Eustache Deschamps (1340–1406) was a medieval French poet, also known as Eustache Morel (Huot 1999, 699). Born at Vertus, in Champagne, he received lessons in versification from Guillaume de Machaut and later studied law at Orleans University. He then traveled through Europe as a diplomatic messenger for Charles V, being sent on missions to Bohemia, Hungary and Moravia. In 1372 he was made huissier d’armes to Charles. He received many other important offices, was bailli of Valois, and afterwards of Senlis, squire to the Dauphin, and governor of Fismes.
In 1380, Charles died, and Deschamps's estate was pillaged by the English. In his childhood he had been an eye-witness of the English invasion of 1358, he had been present at the siege of Reims in 1360 and seen the march on Chartres, and he had witnessed the signing of the Treaty of Brétigny. In consequence he hated the English and continuously abused them in his many poems.
Deschamps wrote as many as 1,175 ballades, and he is sometimes credited with inventing the form. All but one of his poems are short, and they are mostly satirical, attacking the English, whom he regards as the plunderers of his country, and against the wealthy oppressors of the poor. His satires were also directed at corrupt officials and clergy but his sharp wit may have cost him his job as Bailli of Senlis.

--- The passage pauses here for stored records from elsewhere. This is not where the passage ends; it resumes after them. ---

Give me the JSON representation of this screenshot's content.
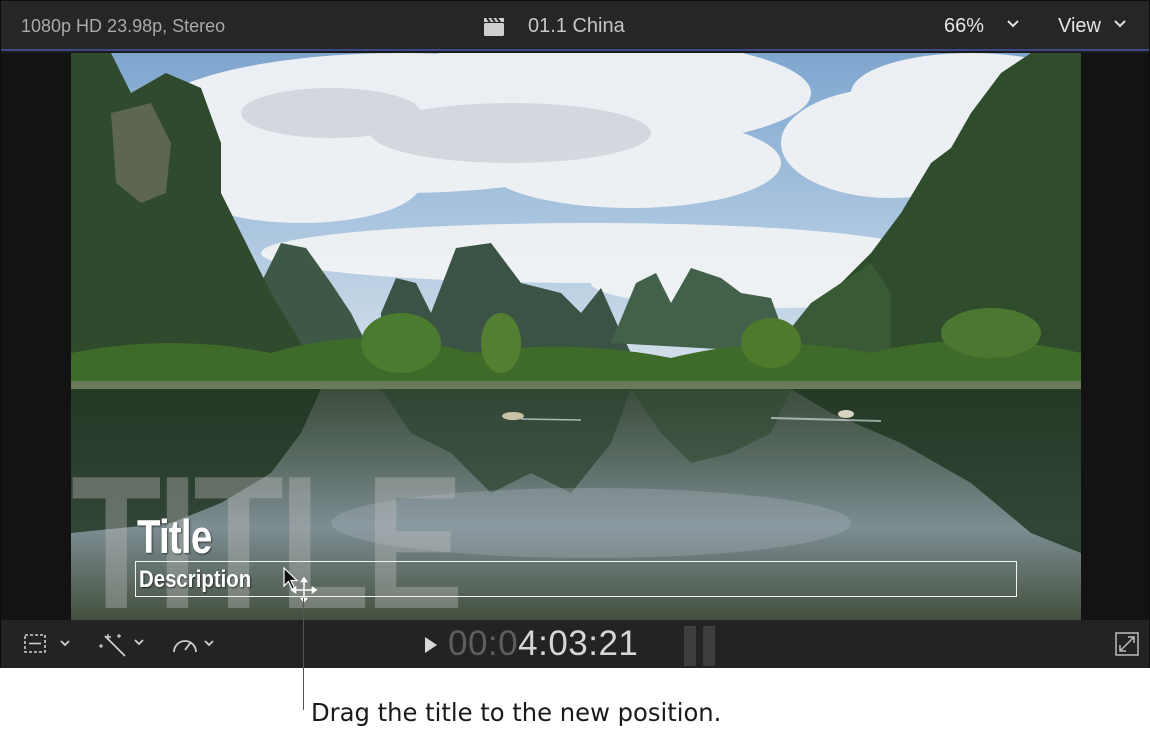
{
  "header": {
    "format": "1080p HD 23.98p, Stereo",
    "clip_icon": "clapperboard-icon",
    "clip_name": "01.1 China",
    "zoom": "66%",
    "view_label": "View"
  },
  "overlay": {
    "background_word": "TITLE",
    "title": "Title",
    "description": "Description"
  },
  "footer": {
    "timecode_dim": "00:0",
    "timecode_main": "4:03:21",
    "icons": [
      "transform-icon",
      "magic-wand-icon",
      "speed-icon",
      "play-icon",
      "audio-meter-icon",
      "fullscreen-icon"
    ]
  },
  "callout": "Drag the title to the new position.",
  "colors": {
    "toolbar": "#262628",
    "accent_line": "#3b4a86",
    "text": "#c8c8c8"
  }
}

He was the author of a treatise on French verse entitled L’Art de dictier et de fere chancons, balades, virelais et rondeaulx, completed on 25 November 1392 (Kendrick 1983, 7). Besides giving rules for the composition of the kinds of verse mentioned in the title he enunciates some theories on poetry. He divides music into music proper and poetry. Music proper he calls artificial on the ground that everyone could by dint of study become a musician; poetry he calls natural because he says it is not an art that can be acquired but a gift. He stresses the harmony of verse, because, as was the fashion of his day, he practically took it for granted that all poetry was to be sung.